A legisladora observa que a participação de mulheres em instituições de educação superior tem crescido de forma significativa no Brasil, e esse crescimento aponta para uma maior entrada de mulheres no sistema de ciência e tecnologia. Ela ressalta, porém, que “é preciso concentrar esforços para que exista efetiva participação das meninas e mulheres nestes espaços, sem que sofram nenhum tipo de discriminação, sobretudo de gênero, raça, classe ou orientação sexual”. Para a comunista, faz-se necessário garantir, inclusive, a equiparação salarial e a ocupação de cargos de poder e direção em empresas e institutos científicos em paridade com os profissionais.

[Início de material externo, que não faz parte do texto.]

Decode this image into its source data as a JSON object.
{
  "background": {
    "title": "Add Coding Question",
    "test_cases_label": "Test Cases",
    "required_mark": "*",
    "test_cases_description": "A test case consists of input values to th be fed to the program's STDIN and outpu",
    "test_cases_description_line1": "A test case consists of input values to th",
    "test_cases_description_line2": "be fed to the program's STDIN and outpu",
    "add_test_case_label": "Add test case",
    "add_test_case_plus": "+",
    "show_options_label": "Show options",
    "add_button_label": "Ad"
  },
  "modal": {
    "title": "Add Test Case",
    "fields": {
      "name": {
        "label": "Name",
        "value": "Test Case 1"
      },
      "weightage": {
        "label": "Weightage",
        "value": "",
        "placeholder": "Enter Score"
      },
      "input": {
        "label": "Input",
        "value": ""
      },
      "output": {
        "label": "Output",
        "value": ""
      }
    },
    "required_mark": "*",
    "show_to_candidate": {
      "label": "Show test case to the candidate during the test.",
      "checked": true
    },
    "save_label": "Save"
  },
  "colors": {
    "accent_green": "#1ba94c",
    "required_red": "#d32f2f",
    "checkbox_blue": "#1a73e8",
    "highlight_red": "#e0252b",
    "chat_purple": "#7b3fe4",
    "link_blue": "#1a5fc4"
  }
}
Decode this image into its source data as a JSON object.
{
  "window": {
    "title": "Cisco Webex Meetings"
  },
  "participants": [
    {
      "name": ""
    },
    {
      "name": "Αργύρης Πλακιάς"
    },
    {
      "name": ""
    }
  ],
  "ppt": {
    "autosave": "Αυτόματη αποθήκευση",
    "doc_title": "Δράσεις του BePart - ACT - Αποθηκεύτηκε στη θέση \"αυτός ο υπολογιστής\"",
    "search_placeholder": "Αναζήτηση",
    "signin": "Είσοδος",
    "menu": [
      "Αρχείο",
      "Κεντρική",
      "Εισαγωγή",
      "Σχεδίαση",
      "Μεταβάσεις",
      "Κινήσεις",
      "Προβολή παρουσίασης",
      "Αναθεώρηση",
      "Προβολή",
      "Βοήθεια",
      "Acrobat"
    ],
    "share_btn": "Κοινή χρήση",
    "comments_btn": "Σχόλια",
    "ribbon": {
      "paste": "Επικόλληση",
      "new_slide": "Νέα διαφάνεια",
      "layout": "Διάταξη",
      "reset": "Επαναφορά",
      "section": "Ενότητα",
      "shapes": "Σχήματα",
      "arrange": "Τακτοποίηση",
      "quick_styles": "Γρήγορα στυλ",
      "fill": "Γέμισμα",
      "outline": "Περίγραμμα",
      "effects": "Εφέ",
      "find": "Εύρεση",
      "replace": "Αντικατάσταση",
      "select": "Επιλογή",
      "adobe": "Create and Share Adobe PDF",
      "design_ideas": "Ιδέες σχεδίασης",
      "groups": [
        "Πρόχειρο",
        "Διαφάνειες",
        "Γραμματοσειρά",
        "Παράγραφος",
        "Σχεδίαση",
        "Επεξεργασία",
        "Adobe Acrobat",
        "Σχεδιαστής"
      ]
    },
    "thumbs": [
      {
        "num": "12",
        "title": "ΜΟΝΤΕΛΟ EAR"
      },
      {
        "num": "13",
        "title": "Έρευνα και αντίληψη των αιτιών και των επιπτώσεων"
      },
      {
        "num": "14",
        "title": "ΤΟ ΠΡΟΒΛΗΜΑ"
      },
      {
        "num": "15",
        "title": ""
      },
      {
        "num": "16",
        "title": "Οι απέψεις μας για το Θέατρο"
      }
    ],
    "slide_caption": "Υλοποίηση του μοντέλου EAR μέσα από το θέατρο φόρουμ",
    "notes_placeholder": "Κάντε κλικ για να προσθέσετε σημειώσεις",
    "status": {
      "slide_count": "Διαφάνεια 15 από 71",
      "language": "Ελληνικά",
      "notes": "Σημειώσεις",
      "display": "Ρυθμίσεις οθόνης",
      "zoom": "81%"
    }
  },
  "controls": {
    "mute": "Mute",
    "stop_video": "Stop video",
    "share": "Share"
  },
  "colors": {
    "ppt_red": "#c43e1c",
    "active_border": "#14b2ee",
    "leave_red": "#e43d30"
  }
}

“É lamentável constatar que, desde que foi criado, em 1901, do total de 947 pessoas e 28 organizações que receberam o Prêmio Nobel, apenas 58 são mulheres. É preciso que cada país faça sua parte e que todos trabalhem por mais oportunidades para as mulheres, valorizando a sua diversidade. Consideramos relevante o presente projeto de lei, para promover o empoderamento das meninas e mulheres nas ciências e tecnologias, incentivando a sua inserção nestas carreiras. Opino pela aprovação”, concluiu a deputada, tendo o parecer aprovado pelas colegas.



No final da décima quarta reunião ordinária, que Olívia Santana “considerou extremamente produtiva”, a Comissão de Direitos da Mulher aprovou ainda três moções de aplausos: a primeira para a nova diretoria da Ordem dos Advogados do Brasil, (OAB-BA), em nome da presidente, Daniela Borges, e da vice-presidente, Cristiane Gurgel, eleitas para o triênio 2022/2024. A segunda moção para a professora Carla Liane Nascimento, escolhida para comandar a Diretoria do Departamento de Educação da Universidade do Estado da Bahia. E a última parabenizando a nova reitora da Uneb, Adriana Santos Marmori. Também participaram da reunião as deputadas Jusmari Oliveira (PSD), Maria del Carmen Lula (PT) e Fátima Nunes Lula (PT), que reiteraram o apoio de todas à luta das mulheres na Bahia.